HMM (hidden Markov model)
A probabilistic model of a protein domain family. Each position in the model has its own preferences for which amino acids it accepts. HMMs are more sensitive than BLAST for finding distant family members, especially when the family has conserved positions interleaved with variable ones.
Pfam
The standard public collection of protein-domain HMMs. MolluscaGenes ships TIAMMAt-revised versions of 1,057 Pfam HMMs that have been retrained on molluscan sequence data.
FASTA
A plain-text file format for sequences. Each entry begins with a > header line and is followed by the sequence on the next lines.
e-value
The expected number of hits at least as good as the observed one that you would see by chance. Lower is more stringent — 1e-50 is a near-certain homolog; 1e-5 may include a few spurious hits but catches more distant relatives.
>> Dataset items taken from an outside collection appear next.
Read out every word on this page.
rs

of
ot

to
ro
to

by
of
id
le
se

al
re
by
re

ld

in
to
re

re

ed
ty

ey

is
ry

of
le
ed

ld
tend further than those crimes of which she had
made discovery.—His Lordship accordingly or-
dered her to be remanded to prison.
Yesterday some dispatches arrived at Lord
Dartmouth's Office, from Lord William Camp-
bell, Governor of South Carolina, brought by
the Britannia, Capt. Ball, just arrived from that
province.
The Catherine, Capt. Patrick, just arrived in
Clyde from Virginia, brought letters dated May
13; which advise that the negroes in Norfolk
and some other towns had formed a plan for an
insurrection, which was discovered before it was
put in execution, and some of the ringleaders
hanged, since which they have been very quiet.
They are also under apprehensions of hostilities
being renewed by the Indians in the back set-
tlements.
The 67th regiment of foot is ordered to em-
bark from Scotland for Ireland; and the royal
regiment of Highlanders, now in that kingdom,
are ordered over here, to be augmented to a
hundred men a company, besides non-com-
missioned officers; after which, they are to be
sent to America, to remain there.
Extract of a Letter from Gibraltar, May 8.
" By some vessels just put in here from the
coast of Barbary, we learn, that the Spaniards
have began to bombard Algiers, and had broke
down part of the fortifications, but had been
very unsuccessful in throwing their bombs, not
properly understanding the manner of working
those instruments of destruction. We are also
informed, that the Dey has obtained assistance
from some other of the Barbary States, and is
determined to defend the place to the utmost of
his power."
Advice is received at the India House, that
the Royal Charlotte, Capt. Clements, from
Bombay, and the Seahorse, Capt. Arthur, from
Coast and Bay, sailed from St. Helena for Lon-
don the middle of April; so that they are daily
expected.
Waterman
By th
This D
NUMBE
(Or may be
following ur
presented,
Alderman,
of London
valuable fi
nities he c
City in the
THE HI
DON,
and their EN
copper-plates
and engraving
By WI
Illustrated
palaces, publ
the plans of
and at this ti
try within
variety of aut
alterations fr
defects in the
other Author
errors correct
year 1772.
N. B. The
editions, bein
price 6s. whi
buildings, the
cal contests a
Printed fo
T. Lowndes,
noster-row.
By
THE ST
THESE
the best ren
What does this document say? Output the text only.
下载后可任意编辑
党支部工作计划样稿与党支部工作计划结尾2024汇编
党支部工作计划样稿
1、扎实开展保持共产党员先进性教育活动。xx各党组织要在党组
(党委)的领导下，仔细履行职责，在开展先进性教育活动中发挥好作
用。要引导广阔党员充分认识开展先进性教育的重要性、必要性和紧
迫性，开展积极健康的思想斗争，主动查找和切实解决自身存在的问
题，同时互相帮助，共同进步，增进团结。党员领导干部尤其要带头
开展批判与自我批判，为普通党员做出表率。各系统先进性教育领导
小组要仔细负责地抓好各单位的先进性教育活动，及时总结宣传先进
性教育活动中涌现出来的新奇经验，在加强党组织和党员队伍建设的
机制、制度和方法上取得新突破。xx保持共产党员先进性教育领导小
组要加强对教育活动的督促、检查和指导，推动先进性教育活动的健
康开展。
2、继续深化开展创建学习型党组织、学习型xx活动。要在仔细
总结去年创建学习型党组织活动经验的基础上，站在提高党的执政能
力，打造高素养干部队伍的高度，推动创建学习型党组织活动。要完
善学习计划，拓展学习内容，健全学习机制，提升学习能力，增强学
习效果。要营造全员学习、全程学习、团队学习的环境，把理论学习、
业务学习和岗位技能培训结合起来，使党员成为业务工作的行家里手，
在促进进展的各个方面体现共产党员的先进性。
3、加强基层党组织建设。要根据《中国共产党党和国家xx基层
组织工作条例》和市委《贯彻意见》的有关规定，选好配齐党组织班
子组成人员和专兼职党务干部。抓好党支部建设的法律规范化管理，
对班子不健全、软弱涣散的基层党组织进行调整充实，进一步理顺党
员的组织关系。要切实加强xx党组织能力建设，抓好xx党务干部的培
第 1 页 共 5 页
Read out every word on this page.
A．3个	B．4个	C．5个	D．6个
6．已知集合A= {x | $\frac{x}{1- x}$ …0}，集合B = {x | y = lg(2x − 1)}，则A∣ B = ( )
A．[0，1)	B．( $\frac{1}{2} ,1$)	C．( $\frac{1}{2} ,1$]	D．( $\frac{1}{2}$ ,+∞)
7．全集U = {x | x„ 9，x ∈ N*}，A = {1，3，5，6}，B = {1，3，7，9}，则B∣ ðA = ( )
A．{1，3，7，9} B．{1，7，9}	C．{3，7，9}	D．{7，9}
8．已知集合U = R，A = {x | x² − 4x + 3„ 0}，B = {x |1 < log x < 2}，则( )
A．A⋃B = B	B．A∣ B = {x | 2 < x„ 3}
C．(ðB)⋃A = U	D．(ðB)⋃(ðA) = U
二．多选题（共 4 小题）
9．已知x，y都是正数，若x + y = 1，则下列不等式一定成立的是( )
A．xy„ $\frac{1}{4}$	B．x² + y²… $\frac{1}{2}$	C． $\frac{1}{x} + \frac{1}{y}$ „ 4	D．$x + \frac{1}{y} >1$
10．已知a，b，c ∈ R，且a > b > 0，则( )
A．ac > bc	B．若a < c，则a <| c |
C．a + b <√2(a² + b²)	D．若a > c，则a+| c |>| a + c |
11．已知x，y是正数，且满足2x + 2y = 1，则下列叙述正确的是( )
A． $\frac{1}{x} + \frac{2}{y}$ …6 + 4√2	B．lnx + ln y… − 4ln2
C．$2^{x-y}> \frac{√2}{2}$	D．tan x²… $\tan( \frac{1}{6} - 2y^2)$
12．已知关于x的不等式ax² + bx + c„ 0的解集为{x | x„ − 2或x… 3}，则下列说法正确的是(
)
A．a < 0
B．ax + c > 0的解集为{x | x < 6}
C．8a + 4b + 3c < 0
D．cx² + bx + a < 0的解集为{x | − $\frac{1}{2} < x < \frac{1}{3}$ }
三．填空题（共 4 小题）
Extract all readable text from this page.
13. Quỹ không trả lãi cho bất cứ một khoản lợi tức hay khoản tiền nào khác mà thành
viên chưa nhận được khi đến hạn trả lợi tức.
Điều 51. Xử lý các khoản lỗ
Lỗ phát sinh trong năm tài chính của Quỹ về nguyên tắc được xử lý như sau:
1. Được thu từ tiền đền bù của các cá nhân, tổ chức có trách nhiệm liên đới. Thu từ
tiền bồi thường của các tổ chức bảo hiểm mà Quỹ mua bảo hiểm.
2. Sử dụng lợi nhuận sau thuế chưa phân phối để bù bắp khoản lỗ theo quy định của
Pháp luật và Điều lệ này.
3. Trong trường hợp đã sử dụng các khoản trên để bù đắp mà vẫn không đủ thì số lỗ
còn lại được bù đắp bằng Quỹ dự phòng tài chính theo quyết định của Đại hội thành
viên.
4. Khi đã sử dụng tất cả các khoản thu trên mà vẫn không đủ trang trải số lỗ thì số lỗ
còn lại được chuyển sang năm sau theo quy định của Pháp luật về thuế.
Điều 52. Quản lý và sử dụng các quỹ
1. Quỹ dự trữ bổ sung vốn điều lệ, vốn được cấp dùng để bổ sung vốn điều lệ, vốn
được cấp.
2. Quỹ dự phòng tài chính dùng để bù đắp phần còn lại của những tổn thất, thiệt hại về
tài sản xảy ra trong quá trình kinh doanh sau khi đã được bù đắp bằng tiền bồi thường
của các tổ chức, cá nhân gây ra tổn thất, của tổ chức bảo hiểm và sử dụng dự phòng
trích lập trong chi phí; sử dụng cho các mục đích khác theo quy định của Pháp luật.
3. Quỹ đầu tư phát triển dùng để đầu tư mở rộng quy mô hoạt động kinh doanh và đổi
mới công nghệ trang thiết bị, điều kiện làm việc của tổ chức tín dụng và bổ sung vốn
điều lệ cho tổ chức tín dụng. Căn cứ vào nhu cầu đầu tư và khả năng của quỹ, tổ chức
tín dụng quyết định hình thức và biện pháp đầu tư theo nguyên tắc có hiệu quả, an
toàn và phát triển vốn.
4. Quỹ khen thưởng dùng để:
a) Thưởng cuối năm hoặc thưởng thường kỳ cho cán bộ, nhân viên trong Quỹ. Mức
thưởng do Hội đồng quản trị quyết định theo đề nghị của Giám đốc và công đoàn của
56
Bootstrap (UFBoot, aBayes)
Statistical measures of confidence in tree branches. UFBoot ("ultrafast bootstrap") values ≥95 and aBayes ≥0.95 are typically considered well-supported.
conda environment
An isolated bundle of software dependencies. Activating one re-routes blastp, iqtree, etc. to specific versions installed under ~/miniforge3/envs/molluscagenes, without affecting your system-wide programs.
Sentinel file (.done)
A tiny marker file the wrappers leave behind to record which steps have completed. Lets you re-run a wrapper without redoing finished work.